En parallèle, les administrateurs de la FAPBM étaient et sont toujours conscients, qu’à part être le principal co-financier local des structures qui gèrent des APs à Madagascar, la Fondation se devait d’assurer un soutien indirect aux acteurs qui, dans la chaîne de valeurs exploitant les services écosystémiques de l’Île, sont aussi des garants de la durabilité de ces services et dès lors de la solidité du capital naturel générant ces services : ce capital naturel est souvent logé dans les APs. En pratique, il a fallu pour la FAPBM, passer par un « due diligence » minutieux avant de choisir de participer à la levée de fonds mais en final, elle est satisfaite des informations fournies et est particulièrement heureuse de figurer parmi les investisseurs de poids au sein du fonds de Miarakap.
4. Quelles ambitions attendez-vous d’un investisseur d’impact sur les questions d’environnement ?
Être un investisseur d’impact, c’est d’abord savoir, en termes d’impacts visés, ce qu’on veut entreprendre soi-même en y engageant ses fonds propres, soit les voir entrepris par les autres à qui on délègue cette tâche à travers des investissements financiers et techniques.

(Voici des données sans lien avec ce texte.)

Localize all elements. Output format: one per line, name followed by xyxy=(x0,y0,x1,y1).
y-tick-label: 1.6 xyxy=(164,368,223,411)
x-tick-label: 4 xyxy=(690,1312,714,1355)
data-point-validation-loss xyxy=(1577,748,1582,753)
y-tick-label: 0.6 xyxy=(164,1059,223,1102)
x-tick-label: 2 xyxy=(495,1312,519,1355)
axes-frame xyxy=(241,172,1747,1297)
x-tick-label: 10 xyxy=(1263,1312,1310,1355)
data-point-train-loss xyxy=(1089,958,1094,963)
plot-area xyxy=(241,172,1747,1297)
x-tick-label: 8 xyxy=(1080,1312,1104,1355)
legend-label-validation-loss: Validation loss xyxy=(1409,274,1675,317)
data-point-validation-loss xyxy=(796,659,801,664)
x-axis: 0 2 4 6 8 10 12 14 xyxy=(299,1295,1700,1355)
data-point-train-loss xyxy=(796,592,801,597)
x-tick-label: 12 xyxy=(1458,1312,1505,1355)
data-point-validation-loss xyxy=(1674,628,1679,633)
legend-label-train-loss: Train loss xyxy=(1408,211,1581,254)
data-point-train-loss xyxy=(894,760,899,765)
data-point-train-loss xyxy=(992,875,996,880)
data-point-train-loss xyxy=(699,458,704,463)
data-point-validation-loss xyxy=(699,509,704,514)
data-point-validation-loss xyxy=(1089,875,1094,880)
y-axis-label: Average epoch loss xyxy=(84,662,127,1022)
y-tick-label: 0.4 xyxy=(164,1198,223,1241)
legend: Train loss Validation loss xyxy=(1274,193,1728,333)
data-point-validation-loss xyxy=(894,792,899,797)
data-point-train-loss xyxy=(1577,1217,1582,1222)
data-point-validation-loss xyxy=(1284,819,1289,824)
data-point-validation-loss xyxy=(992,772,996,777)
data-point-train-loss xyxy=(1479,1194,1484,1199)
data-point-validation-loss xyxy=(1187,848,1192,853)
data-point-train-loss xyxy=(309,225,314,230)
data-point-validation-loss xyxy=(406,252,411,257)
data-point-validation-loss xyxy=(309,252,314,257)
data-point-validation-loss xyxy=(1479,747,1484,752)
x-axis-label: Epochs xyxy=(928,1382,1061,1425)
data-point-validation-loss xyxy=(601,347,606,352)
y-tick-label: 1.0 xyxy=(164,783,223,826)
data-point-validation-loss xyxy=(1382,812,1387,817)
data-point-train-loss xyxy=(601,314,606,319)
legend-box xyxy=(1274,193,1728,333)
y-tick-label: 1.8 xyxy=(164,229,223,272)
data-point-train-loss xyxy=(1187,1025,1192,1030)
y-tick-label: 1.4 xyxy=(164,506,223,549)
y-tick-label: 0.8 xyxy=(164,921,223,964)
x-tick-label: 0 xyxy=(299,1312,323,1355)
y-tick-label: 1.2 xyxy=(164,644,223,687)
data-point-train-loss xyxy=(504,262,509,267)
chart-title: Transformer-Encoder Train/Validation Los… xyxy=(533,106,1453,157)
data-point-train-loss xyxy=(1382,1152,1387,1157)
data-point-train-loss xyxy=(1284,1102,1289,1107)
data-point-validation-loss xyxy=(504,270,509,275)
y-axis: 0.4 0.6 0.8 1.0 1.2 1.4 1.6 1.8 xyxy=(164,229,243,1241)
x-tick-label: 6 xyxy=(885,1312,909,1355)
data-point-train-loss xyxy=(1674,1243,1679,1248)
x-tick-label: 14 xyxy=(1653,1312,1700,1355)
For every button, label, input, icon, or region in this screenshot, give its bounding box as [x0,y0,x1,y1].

D’abord, les hommes ne survivent que par les ressources naturelles mises à leur disposition : un investisseur d’impact s’assure que les services écosystémiques sur lesquelles les hommes identifiés comme mis en danger dans le cas où le capital naturel dont ces services dépendent est détérioré, sont maintenus voire améliorés par ses investissements.
Ensuite, dans une autre étape, les hommes doivent créer de la valeur pour prospérer car, à la différence des autres êtres vivants, la création de richesse au-delà de ses besoins de survie est la meilleure façon pour coordonner la démographie croissante avec la satisfaction des instincts naturels des hommes : un investisseur d’impact doit s’assurer de la compatibilité de ces objectifs avec les contraintes de ressources naturelles limitées, renouvelables ou non renouvelables.

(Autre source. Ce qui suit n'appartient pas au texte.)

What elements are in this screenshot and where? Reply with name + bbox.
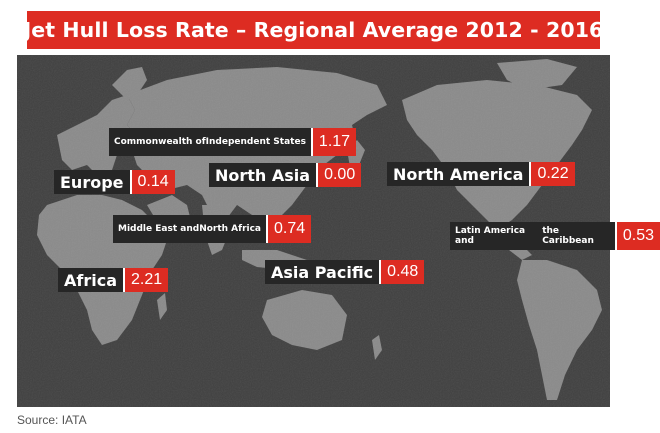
region-value-asia-pacific: 0.48 <box>381 260 425 284</box>
region-value-africa: 2.21 <box>125 268 169 292</box>
label-separator <box>614 222 617 250</box>
region-name-north-asia: North Asia <box>209 163 317 187</box>
region-value-mena: 0.74 <box>268 215 312 243</box>
region-name-europe: Europe <box>54 170 130 194</box>
region-value-cis: 1.17 <box>312 128 357 156</box>
label-separator <box>129 170 132 194</box>
region-label-north-america: North America 0.22 <box>387 162 575 186</box>
region-label-asia-pacific: Asia Pacific 0.48 <box>265 260 425 284</box>
region-name-cis: Commonwealth of Independent States <box>109 128 311 156</box>
region-label-africa: Africa 2.21 <box>58 268 169 292</box>
label-separator <box>123 268 125 292</box>
label-separator <box>379 260 382 284</box>
region-name-latin-america: Latin America and the Caribbean <box>450 222 615 250</box>
label-separator <box>316 163 319 187</box>
map-title: Jet Hull Loss Rate – Regional Average 20… <box>23 18 604 42</box>
region-name-line1: Commonwealth of <box>114 137 206 147</box>
region-name-line2: Independent States <box>205 137 306 147</box>
region-label-europe: Europe 0.14 <box>54 170 175 194</box>
region-name-north-america: North America <box>387 162 530 186</box>
region-name-line2: the Caribbean <box>542 226 594 246</box>
region-label-latin-america: Latin America and the Caribbean 0.53 <box>450 222 660 250</box>
region-label-cis: Commonwealth of Independent States 1.17 <box>109 128 357 156</box>
region-label-mena: Middle East and North Africa 0.74 <box>113 215 312 243</box>
title-bar: Jet Hull Loss Rate – Regional Average 20… <box>24 11 603 49</box>
region-name-africa: Africa <box>58 268 123 292</box>
region-name-asia-pacific: Asia Pacific <box>265 260 380 284</box>
region-name-line2: North Africa <box>199 224 261 234</box>
region-value-latin-america: 0.53 <box>616 222 660 250</box>
label-separator <box>310 128 313 156</box>
region-name-line1: Latin America and <box>455 226 526 246</box>
region-name-mena: Middle East and North Africa <box>113 215 266 243</box>
region-name-line1: Middle East and <box>118 224 200 234</box>
label-separator <box>529 162 532 186</box>
region-value-north-america: 0.22 <box>531 162 575 186</box>
region-value-europe: 0.14 <box>131 170 175 194</box>
region-value-north-asia: 0.00 <box>318 163 362 187</box>
region-label-north-asia: North Asia 0.00 <box>209 163 362 187</box>
source-credit: Source: IATA <box>17 413 87 427</box>
label-separator <box>266 215 268 243</box>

Les ambitions d’un investisseur d’impact sont d’abord d’être un catalyseur pour d’autres investisseurs qui hésitent ou qui ne savent pas comment faire pour le devenir. Ensuite, il devrait être exigeant dans les méthodes de créer et de mesurer les impacts et même, si nécessaire, innover dans la création de ces méthodes.
Nous attendons de Miarakap des actes et des performances qui seront à la hauteur de nos attentes tout en enrichissant nos connaissances du monde des entrepreneurs et des modes de production.